In Wei v. Zoox, Inc., 2022 Del. Ch. LEXIS 23 (Del. Ch. Jan. 31, 2022), the Delaware Court of Chancery limited discovery in an appraisal action where the court found that the petitioners were pursuing the appraisal merely “as a substitute for Section 220.” In response to the respondent’s motion for a protective order, the court invoked its “broad discretion over the discovery process” to limit discovery to what the petitioners would have received in a Section 220 action rather than granting more expansive appraisal discovery.


Section 220 of the Delaware General Corporation Law provides a mechanism for stockholders of a Delaware corporation to inspect books and records of the corporation. To avail oneself of Section 220, the party seeking books and records must be a current stockholder of the company. Section 262 of the Delaware General Corporation Law provides a mechanism for stockholders who are cashed out in a merger to seek appraisal of the value of their stock

The petitioners in this case were owners of common stock in the respondent Zoox, Inc., an automotive technology company founded in 2014 to develop self-driving cars for ride-hailing services. Zoox was acquired by under a merger agreement dated June 24, 2020. On June 25, 2020, the merger was approved by written consent of the holders of the company’s common and preferred stock. On July 6, 2020, the company issued an information statement providing the estimated merger consideration per share.
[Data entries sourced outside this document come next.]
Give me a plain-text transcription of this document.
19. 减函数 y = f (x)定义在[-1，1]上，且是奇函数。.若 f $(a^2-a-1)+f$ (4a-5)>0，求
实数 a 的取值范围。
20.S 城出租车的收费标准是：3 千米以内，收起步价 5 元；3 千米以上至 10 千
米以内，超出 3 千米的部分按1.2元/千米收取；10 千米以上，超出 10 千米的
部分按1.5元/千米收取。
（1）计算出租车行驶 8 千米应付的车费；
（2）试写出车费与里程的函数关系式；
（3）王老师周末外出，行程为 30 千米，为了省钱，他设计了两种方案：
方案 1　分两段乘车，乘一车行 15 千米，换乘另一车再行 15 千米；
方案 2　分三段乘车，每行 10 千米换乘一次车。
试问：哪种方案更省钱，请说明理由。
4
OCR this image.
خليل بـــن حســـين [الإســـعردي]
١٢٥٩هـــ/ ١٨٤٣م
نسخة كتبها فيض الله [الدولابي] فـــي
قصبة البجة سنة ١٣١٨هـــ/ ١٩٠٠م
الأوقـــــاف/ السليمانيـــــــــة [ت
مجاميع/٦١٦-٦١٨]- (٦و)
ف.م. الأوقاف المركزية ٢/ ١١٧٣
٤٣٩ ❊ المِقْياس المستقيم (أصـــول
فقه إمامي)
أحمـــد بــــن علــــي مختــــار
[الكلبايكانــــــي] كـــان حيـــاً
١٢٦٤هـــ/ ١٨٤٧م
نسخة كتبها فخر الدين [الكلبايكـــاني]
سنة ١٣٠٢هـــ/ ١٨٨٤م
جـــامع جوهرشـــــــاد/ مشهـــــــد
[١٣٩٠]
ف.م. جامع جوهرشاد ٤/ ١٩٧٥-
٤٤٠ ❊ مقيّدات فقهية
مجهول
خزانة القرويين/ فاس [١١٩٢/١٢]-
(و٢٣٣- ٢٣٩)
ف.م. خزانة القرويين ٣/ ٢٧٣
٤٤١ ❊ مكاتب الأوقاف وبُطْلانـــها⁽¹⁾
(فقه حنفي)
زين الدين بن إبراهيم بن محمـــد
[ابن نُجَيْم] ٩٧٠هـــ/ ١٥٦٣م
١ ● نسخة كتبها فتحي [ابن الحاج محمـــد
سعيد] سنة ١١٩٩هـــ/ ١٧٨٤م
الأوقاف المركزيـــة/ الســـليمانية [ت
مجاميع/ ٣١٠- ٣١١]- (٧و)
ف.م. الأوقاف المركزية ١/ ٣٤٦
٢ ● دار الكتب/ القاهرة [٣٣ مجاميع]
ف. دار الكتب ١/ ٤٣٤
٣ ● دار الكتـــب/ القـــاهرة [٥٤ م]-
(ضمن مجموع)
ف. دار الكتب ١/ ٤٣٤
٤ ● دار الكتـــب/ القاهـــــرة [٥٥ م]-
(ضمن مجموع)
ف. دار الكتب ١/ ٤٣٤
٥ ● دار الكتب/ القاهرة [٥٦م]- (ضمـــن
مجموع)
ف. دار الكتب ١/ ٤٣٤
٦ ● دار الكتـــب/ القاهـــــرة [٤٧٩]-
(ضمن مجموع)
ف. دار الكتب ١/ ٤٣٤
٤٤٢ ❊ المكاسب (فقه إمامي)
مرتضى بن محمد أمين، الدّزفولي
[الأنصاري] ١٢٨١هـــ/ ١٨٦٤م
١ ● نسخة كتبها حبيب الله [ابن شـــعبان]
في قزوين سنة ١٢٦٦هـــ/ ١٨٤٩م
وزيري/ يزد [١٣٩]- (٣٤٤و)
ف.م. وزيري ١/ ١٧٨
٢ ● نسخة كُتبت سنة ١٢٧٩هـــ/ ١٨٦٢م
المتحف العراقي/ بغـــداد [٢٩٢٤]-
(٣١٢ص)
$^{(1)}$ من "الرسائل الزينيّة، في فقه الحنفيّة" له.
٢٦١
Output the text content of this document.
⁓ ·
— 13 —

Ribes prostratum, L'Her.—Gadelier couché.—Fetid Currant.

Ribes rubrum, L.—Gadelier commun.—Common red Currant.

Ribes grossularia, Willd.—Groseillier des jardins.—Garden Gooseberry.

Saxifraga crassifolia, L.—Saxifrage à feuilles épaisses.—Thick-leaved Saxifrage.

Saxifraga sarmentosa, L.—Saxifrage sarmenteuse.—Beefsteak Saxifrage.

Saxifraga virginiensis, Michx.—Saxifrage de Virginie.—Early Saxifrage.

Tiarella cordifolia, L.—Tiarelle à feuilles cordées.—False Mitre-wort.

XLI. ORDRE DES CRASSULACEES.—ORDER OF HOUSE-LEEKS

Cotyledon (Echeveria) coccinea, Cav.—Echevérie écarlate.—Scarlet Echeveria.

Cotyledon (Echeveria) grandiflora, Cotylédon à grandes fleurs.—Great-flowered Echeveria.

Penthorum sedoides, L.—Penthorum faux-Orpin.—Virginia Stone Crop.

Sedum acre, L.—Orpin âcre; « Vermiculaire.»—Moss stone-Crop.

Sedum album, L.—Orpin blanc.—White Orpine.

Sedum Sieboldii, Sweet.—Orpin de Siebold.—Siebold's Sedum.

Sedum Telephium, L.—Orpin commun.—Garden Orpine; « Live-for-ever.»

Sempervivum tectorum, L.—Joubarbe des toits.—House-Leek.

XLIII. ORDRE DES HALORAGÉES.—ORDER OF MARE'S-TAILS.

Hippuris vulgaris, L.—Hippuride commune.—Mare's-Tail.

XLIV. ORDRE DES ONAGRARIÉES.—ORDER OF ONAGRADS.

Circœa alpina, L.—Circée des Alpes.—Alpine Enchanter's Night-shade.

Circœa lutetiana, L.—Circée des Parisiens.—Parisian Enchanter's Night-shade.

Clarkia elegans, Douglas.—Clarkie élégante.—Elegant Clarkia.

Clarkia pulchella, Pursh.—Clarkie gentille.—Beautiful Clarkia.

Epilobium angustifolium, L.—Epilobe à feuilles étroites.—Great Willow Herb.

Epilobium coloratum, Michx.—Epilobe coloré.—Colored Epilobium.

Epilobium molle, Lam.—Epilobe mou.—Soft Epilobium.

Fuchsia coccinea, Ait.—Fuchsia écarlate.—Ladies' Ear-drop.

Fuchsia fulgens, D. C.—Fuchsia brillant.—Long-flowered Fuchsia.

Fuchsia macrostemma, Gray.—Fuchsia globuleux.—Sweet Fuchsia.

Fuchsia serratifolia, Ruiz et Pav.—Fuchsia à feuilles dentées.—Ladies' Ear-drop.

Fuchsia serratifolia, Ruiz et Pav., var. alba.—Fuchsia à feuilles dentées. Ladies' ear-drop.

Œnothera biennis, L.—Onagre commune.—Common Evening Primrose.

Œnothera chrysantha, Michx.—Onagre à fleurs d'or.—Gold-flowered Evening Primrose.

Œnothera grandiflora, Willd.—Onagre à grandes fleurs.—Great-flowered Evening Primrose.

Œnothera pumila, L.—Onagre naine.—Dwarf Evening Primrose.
The petitioners served a Section 262 demand for appraisal of their stock on July 23, 2020. The petitioners subsequently served Section 220 demands on the company on August 4 or 5, 2020. The merger closed on August 10, 2020. Because a company has five business days to respond to a Section 220 demand, the merger closed and divested the petitioners of their status as stockholders before the company’s time to respond to the demand had run. Thus, the petitioners were precluded from continuing to pursue books and records under Section 220.